Cardinal Pizzaballa: «Guérir de la haine est la tâche ultime de la Terre sainte»

«Une douleur incapable de reconnaître la douleur des autres.» C’est ainsi que le cardinal Pierbattista Pizzaballa a résumé la condition humaine en Terre sainte actuellement. Le patriarche latin de Jérusalem a présenté, le 14 novembre 2025 à Fribourg, ses réflexions et son expérience d’un Proche Orient déchiré.

«Je ne viens pas en expert des affaires géopolitiques, mais en pasteur: un témoin issu de l’expérience vécue de la Terre sainte», a expliqué le cardinal Pizzaballa. Il s’exprimait devant une salle pleine contenant près de 250 personnes, à l’Université de Fribourg. Il est venu y recevoir le doctorat Honoris Causa que l’institution lui a décerné dans le cadre du dies academicus 2025.

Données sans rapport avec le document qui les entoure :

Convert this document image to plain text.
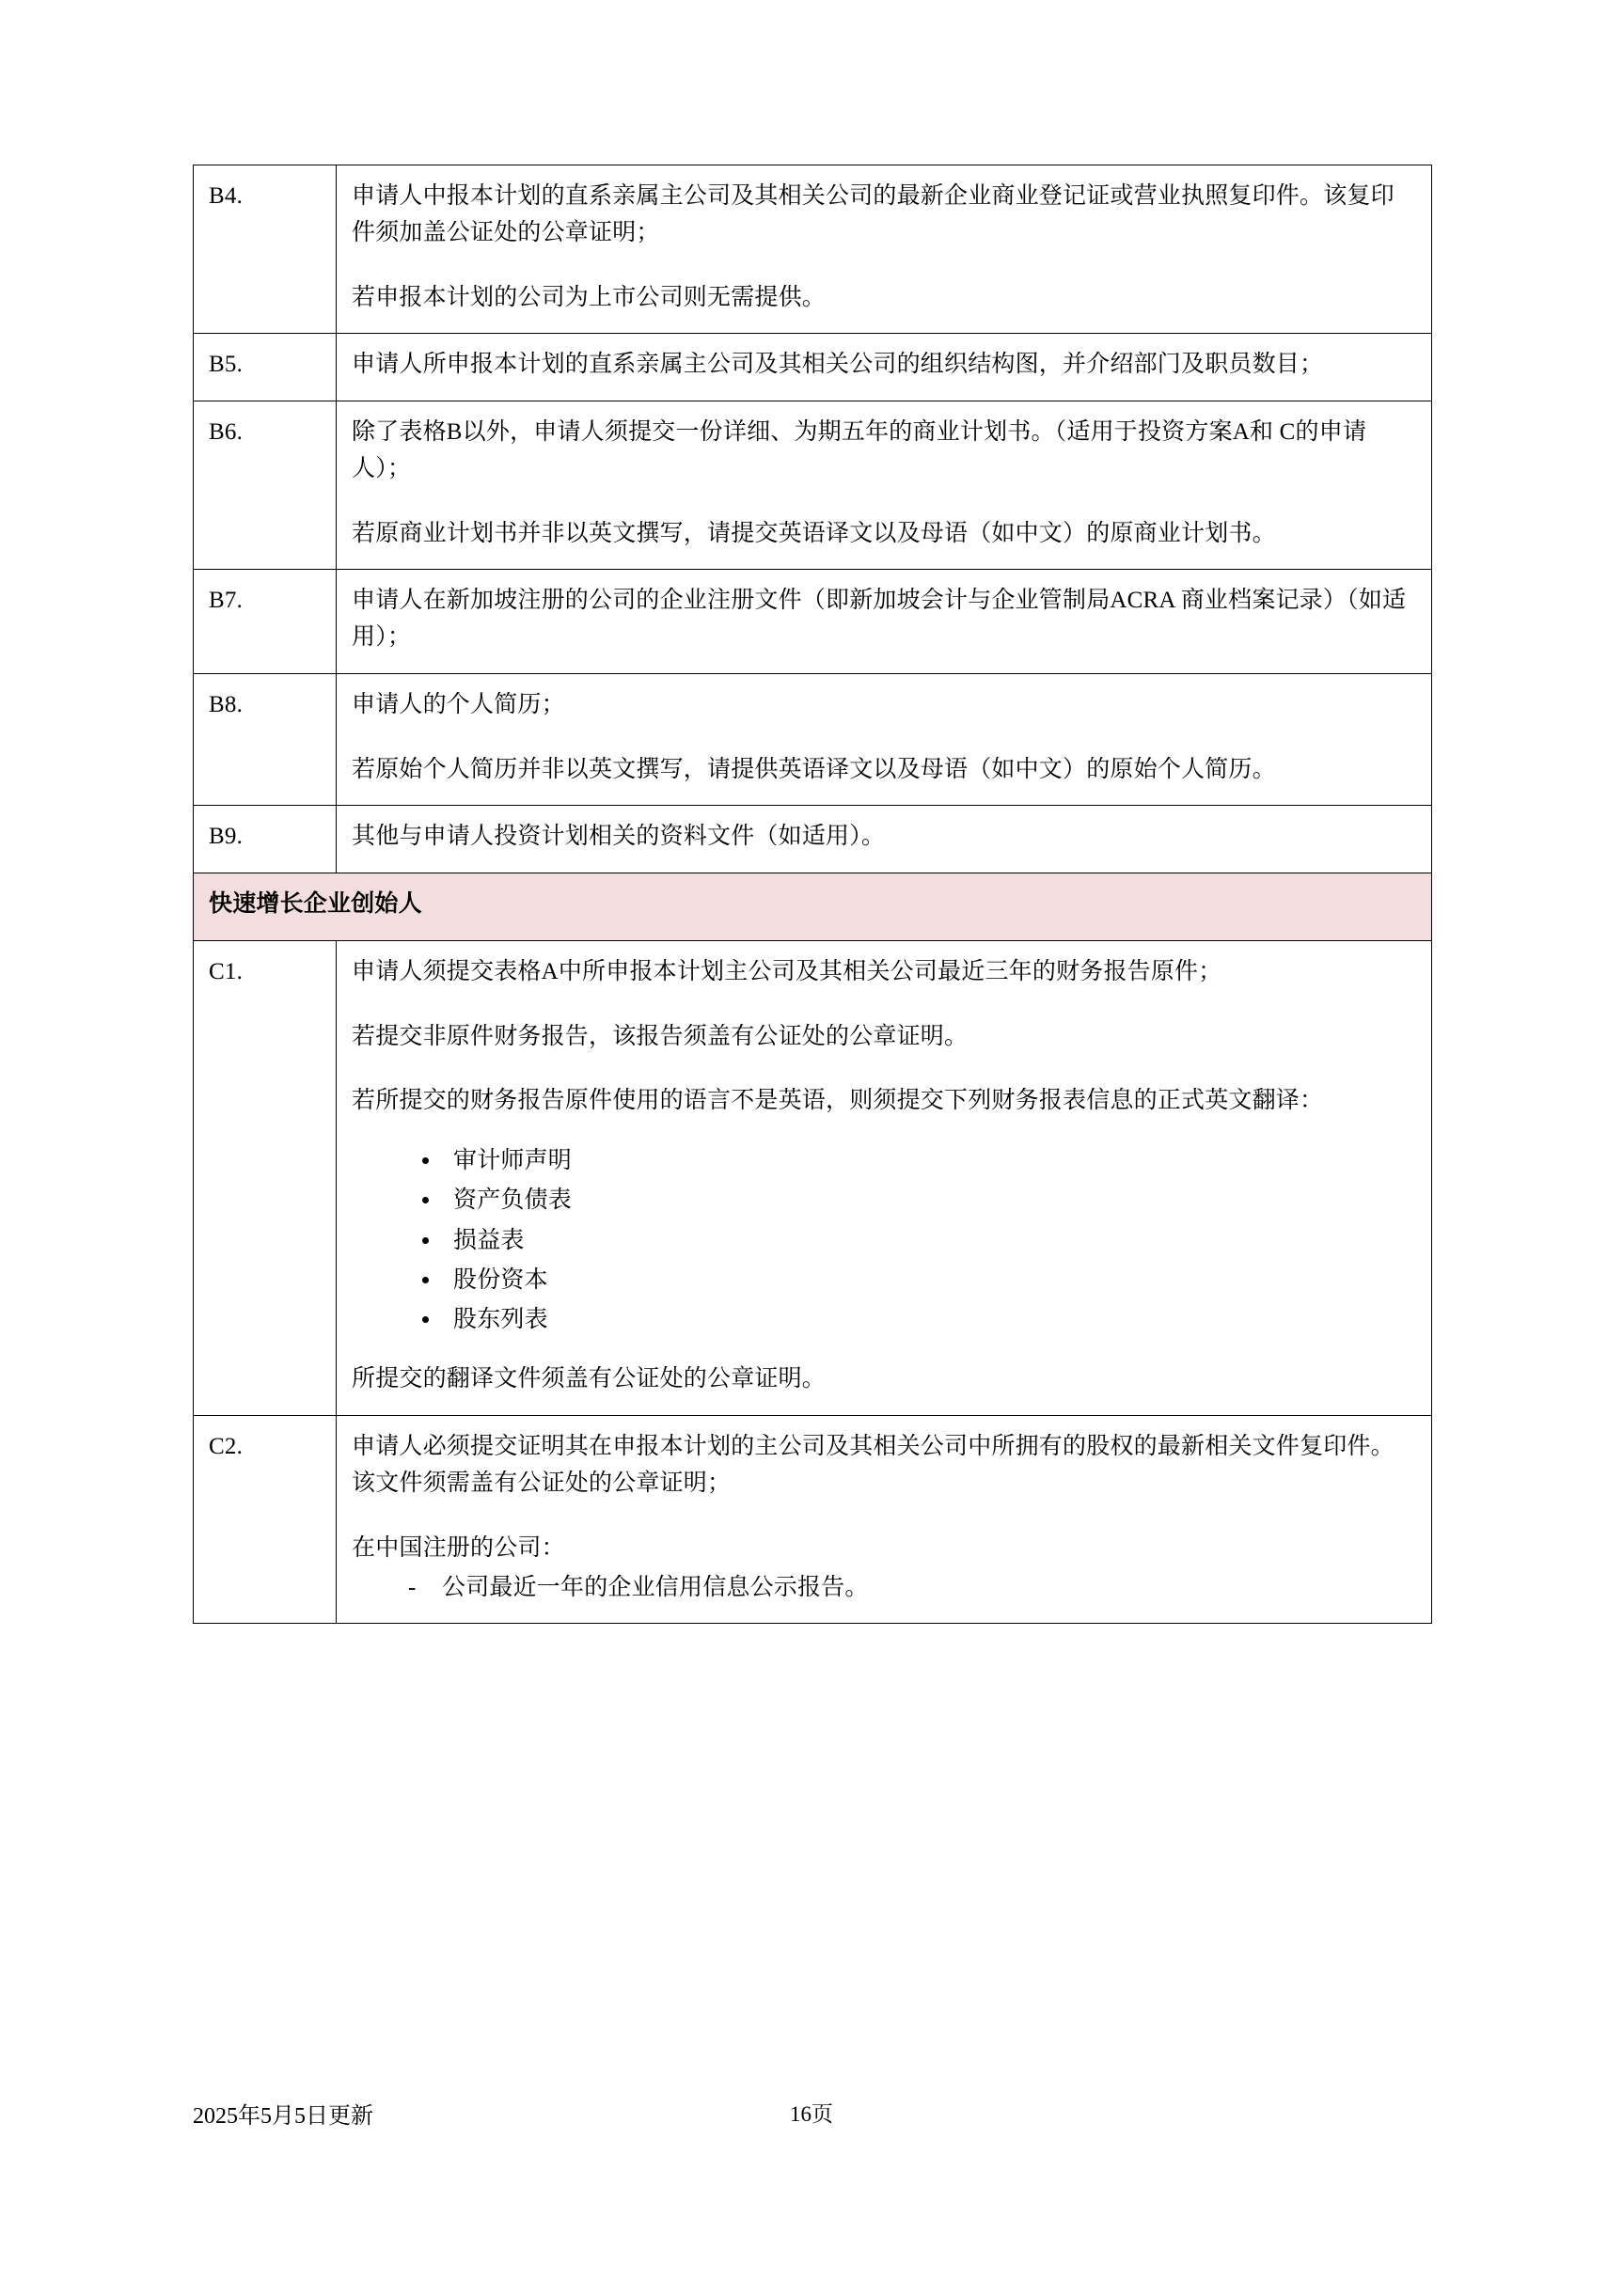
B4.	申请人中报本计划的直系亲属主公司及其相关公司的最新企业商业登记证或营业执照复印件。该复印件须加盖公证处的公章证明；

若申报本计划的公司为上市公司则无需提供。

B5.	申请人所申报本计划的直系亲属主公司及其相关公司的组织结构图，并介绍部门及职员数目；

B6.	除了表格B以外，申请人须提交一份详细、为期五年的商业计划书。（适用于投资方案A和 C的申请人）；

若原商业计划书并非以英文撰写，请提交英语译文以及母语（如中文）的原商业计划书。

B7.	申请人在新加坡注册的公司的企业注册文件（即新加坡会计与企业管制局ACRA 商业档案记录）（如适用）；

B8.	申请人的个人简历；

若原始个人简历并非以英文撰写，请提供英语译文以及母语（如中文）的原始个人简历。

B9.	其他与申请人投资计划相关的资料文件（如适用）。

快速增长企业创始人	
C1.	申请人须提交表格A中所申报本计划主公司及其相关公司最近三年的财务报告原件；

若提交非原件财务报告，该报告须盖有公证处的公章证明。

若所提交的财务报告原件使用的语言不是英语，则须提交下列财务报表信息的正式英文翻译：

• 审计师声明
• 资产负债表
• 损益表
• 股份资本
• 股东列表

所提交的翻译文件须盖有公证处的公章证明。

C2.	申请人必须提交证明其在申报本计划的主公司及其相关公司中所拥有的股权的最新相关文件复印件。该文件须需盖有公证处的公章证明；

在中国注册的公司：

- 公司最近一年的企业信用信息公示报告。
2025年5月5日更新	16页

«Chacun se vit comme une victime»

Le patriarche latin de Jérusalem n’est donc pas revenu sur les événements en tant que tels qui ont ensanglanté la Terre sainte depuis le 7 octobre 2023. Bien qu’il ait salué la récente trêve, il a souligné qu’elle n’offrait pas la sérénité, ni le début de la réconciliation, car «les blessures sont trop profondes». Sur la situation au Proche-Orient, le cardinal a évoqué «un cœur submergé et déchiré par sa propre souffrance, [qui] ne trouve plus le moindre espace pour accueillir celle d’autrui. Chacun se vit comme une victime, la seule victime dans ce tsunami d’hostilité.»

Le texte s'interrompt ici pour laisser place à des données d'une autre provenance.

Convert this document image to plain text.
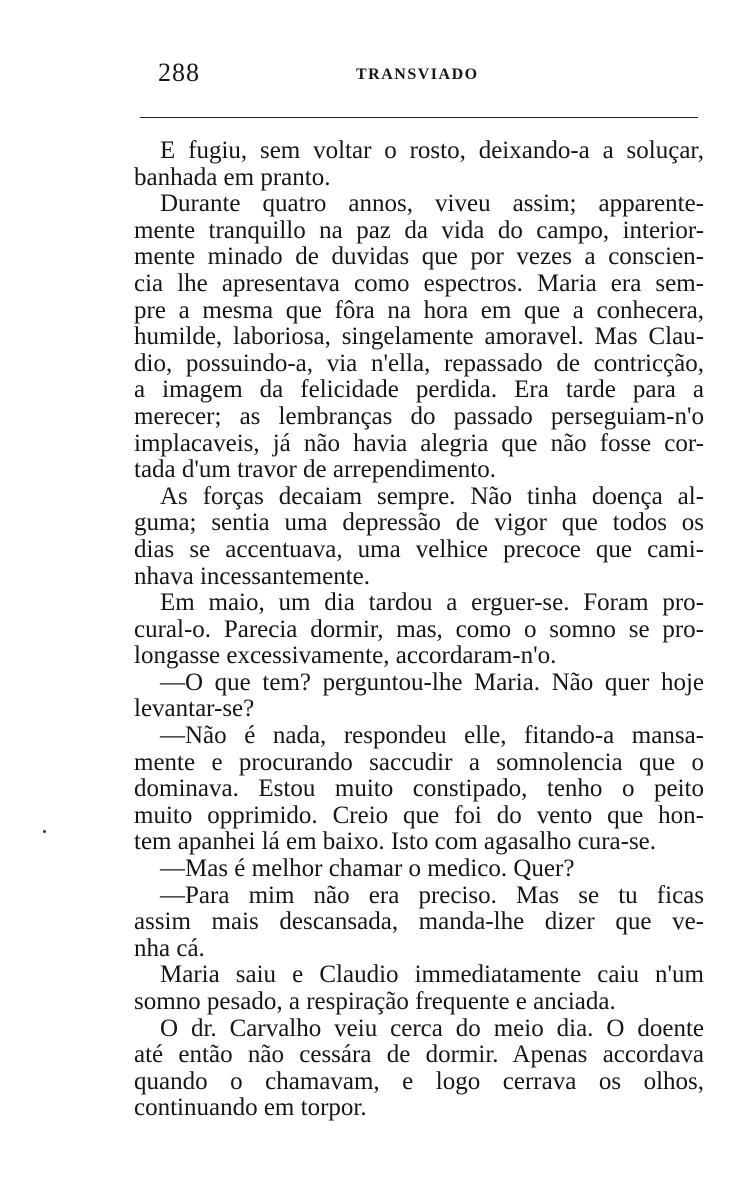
288	TRANSVIADO
E fugiu, sem voltar o rosto, deixando-a a soluçar,
banhada em pranto.
Durante quatro annos, viveu assim; apparente-
mente tranquillo na paz da vida do campo, interior-
mente minado de duvidas que por vezes a conscien-
cia lhe apresentava como espectros. Maria era sem-
pre a mesma que fôra na hora em que a conhecera,
humilde, laboriosa, singelamente amoravel. Mas Clau-
dio, possuindo-a, via n'ella, repassado de contricção,
a imagem da felicidade perdida. Era tarde para a
merecer; as lembranças do passado perseguiam-n'o
implacaveis, já não havia alegria que não fosse cor-
tada d'um travor de arrependimento.
As forças decaiam sempre. Não tinha doença al-
guma; sentia uma depressão de vigor que todos os
dias se accentuava, uma velhice precoce que cami-
nhava incessantemente.
Em maio, um dia tardou a erguer-se. Foram pro-
cural-o. Parecia dormir, mas, como o somno se pro-
longasse excessivamente, accordaram-n'o.
—O que tem? perguntou-lhe Maria. Não quer hoje
levantar-se?
—Não é nada, respondeu elle, fitando-a mansa-
mente e procurando saccudir a somnolencia que o
dominava. Estou muito constipado, tenho o peito
muito opprimido. Creio que foi do vento que hon-
tem apanhei lá em baixo. Isto com agasalho cura-se.
—Mas é melhor chamar o medico. Quer?
—Para mim não era preciso. Mas se tu ficas
assim mais descansada, manda-lhe dizer que ve-
nha cá.
Maria saiu e Claudio immediatamente caiu n'um
somno pesado, a respiração frequente e anciada.
O dr. Carvalho veiu cerca do meio dia. O doente
até então não cessára de dormir. Apenas accordava
quando o chamavam, e logo cerrava os olhos,
continuando em torpor.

Pierbattista Pizzaballa a insisté sur l’urgence de la reconstruction, non seulement matérielle, mais aussi humaine et spirituelle. Il a analysé trois aspects principaux du conflit: l’effondrement du dialogue interreligieux, le rôle destructeur du langage politique et les crises internes qui traversent les sociétés israélienne et palestinienne.

Le cardinal Pizzaballa a reçu le doctorat Honoris Causa de l’Université de Fribourg en 2025 | © Bernard Hallet

Depuis le début du conflit, l’organisation des rencontres interreligieuses se révèle très difficile, a assuré le cardinal. «Les relations entre les religions, autrefois considérées comme établies, semblent aujourd’hui suspendues. Chacun se sent trahi, incompris, sans défense ni soutien.» Des clivages entretenus par le langage. «La politique des dernières années n’a cessé de répandre librement et abondamment des mots de haine, de mépris et de rejet de l’autre.»

Jérusalem, «maison de prière pour tous les peuples»

En tant que patriarche de la ville sainte, le prélat s’est appuyé sur l’image de la Nouvelle Jérusalem présente dans l’Apocalypse pour esquisser des chemins de «guérison». Saint Jean parle d’une ville avec «un ciel ouvert», ce qui signifie qu’elle «doit être avant tout une maison de prière pour tous les peuples».

Veronika Hoffmann, doyenne de la faculté de théologie de l’Université de Fribourg, a remercié le cardinal Pizzaballa pour ses réflexions | © Bernard Hallet

Pour le cardinal, le règlement du conflit doit aller au-delà du politique, et il est clair «qu’aucun projet de paix en Terre sainte ne peut faire abstraction de la dimension verticale, de la conscience que cette terre est avant tout le lieu de la Révélation.»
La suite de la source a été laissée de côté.